John Marshall

Professor of Ocean and Climate Science

Estimating eddy stresses by fitting dynamics to observations using a residual-mean ocean circulation model and its adjoint

Estimating eddy stresses by fitting dynamics to observations using a residual-mean ocean circulation model and its adjoint.

(Ferreira, D and Marshall, J and Heimbach, P), JOURNAL OF PHYSICAL OCEANOGRAPHY, vol. 35, no. 10, pp. pages, 2005.

Abstract

A global ocean circulation model is formulated in terms of the “residual mean” and used to study eddy-mean flow interaction. Adjoint techniques are used to compute the three-dimensional eddy stress field that minimizes the departure of the coarse-resolution model from climatological observations of temperature. The resulting 3D maps of eddy stress and residual-mean circulation yield a wealth of information about the role of eddies in large-scale ocean circulation. In eddy-rich regions such as the Southern Ocean, the Kuroshio, and the Gulf Stream, eddy stresses have an amplitude comparable to the wind stress, of order 0.2 N m*-2, and carry momentum from the surface down to the bottom, where they are balanced by mountain form drag. From the optimized eddy stress, 3D maps of horizontal eddy diffusivity kappa are inferred.

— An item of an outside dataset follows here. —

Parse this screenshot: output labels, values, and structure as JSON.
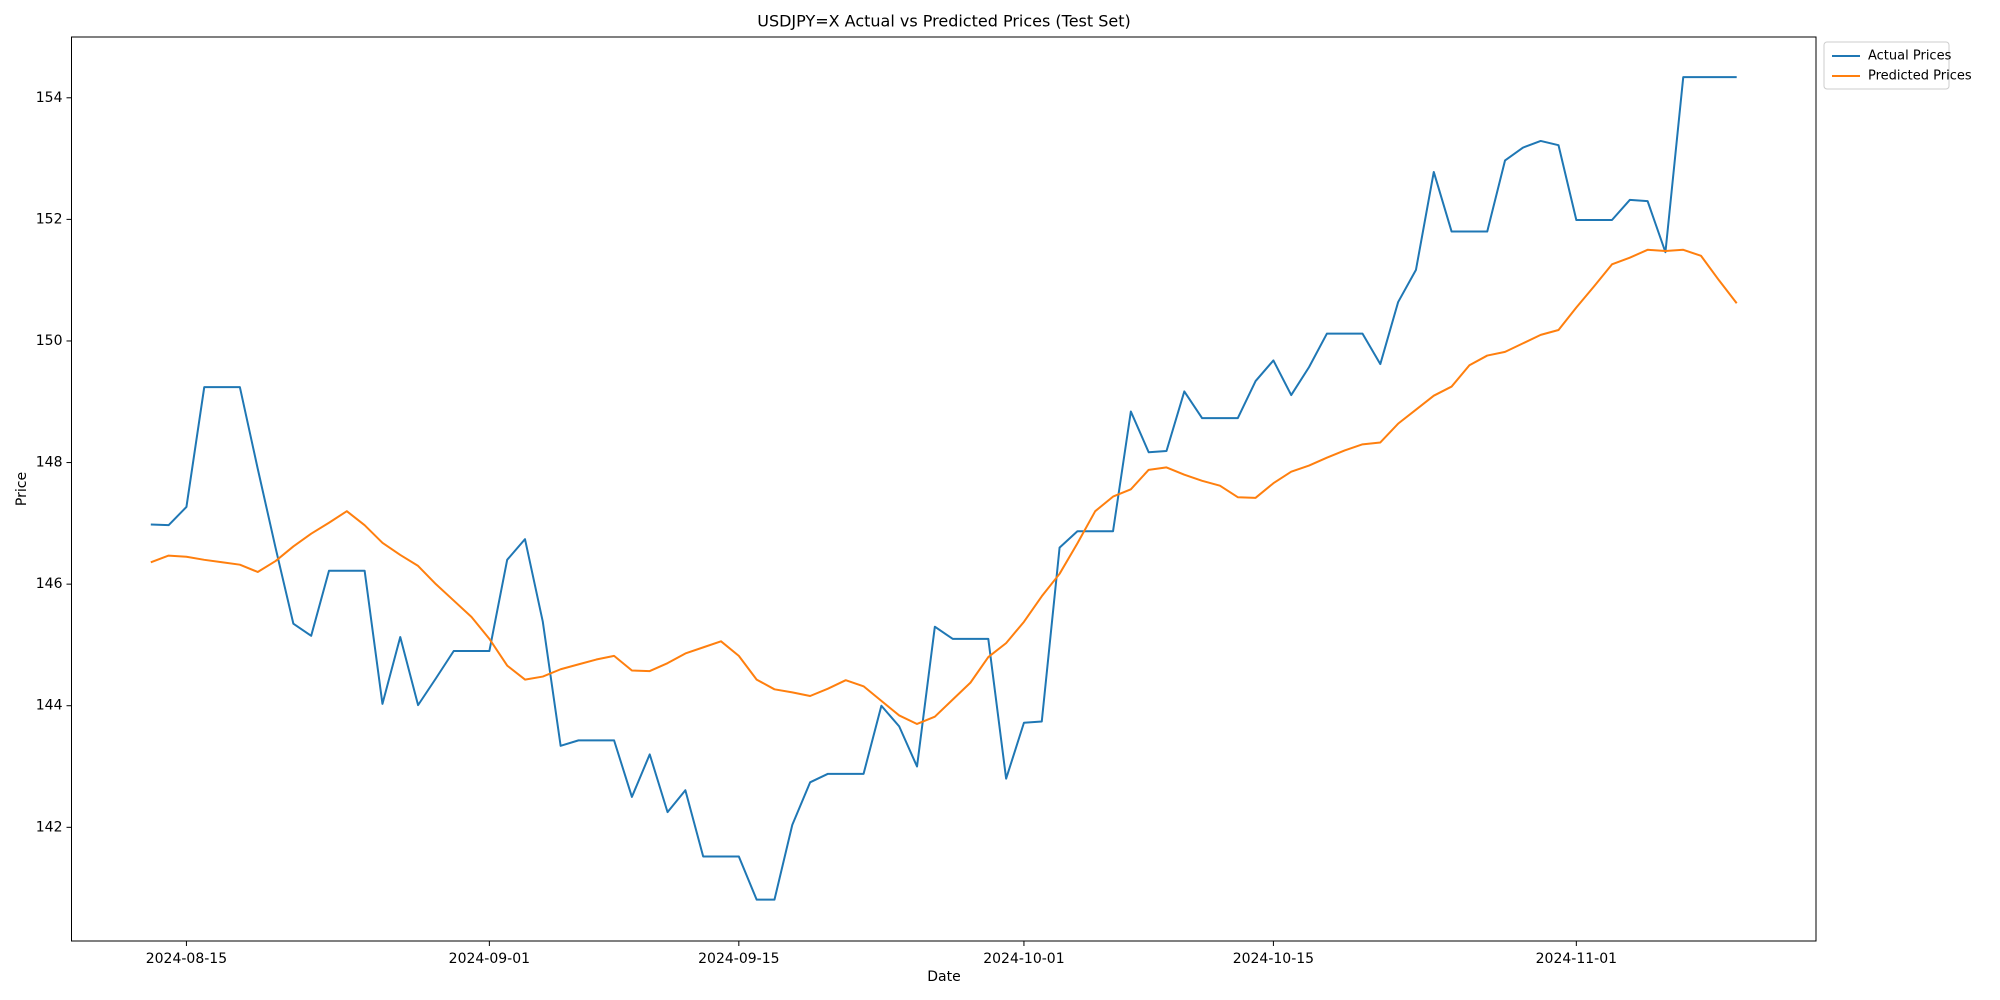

The diffusivities have a well-defined large-scale structure whose prominent features are 1) large values of kappa (up to 4000 m*2 s*-1 in the western boundary currents and on the equatorial flank of the Antarctic Circumpolar Current and 2) a surface intensification of kappa, suggestive of a dependence on the stratification N-2. It is shown that implementation of an eddy parameterization scheme in which the eddy diffusivity has an N-2 dependence significantly improves the climatology of the ocean model state relative to that obtained using a spatially uniform diffusivity.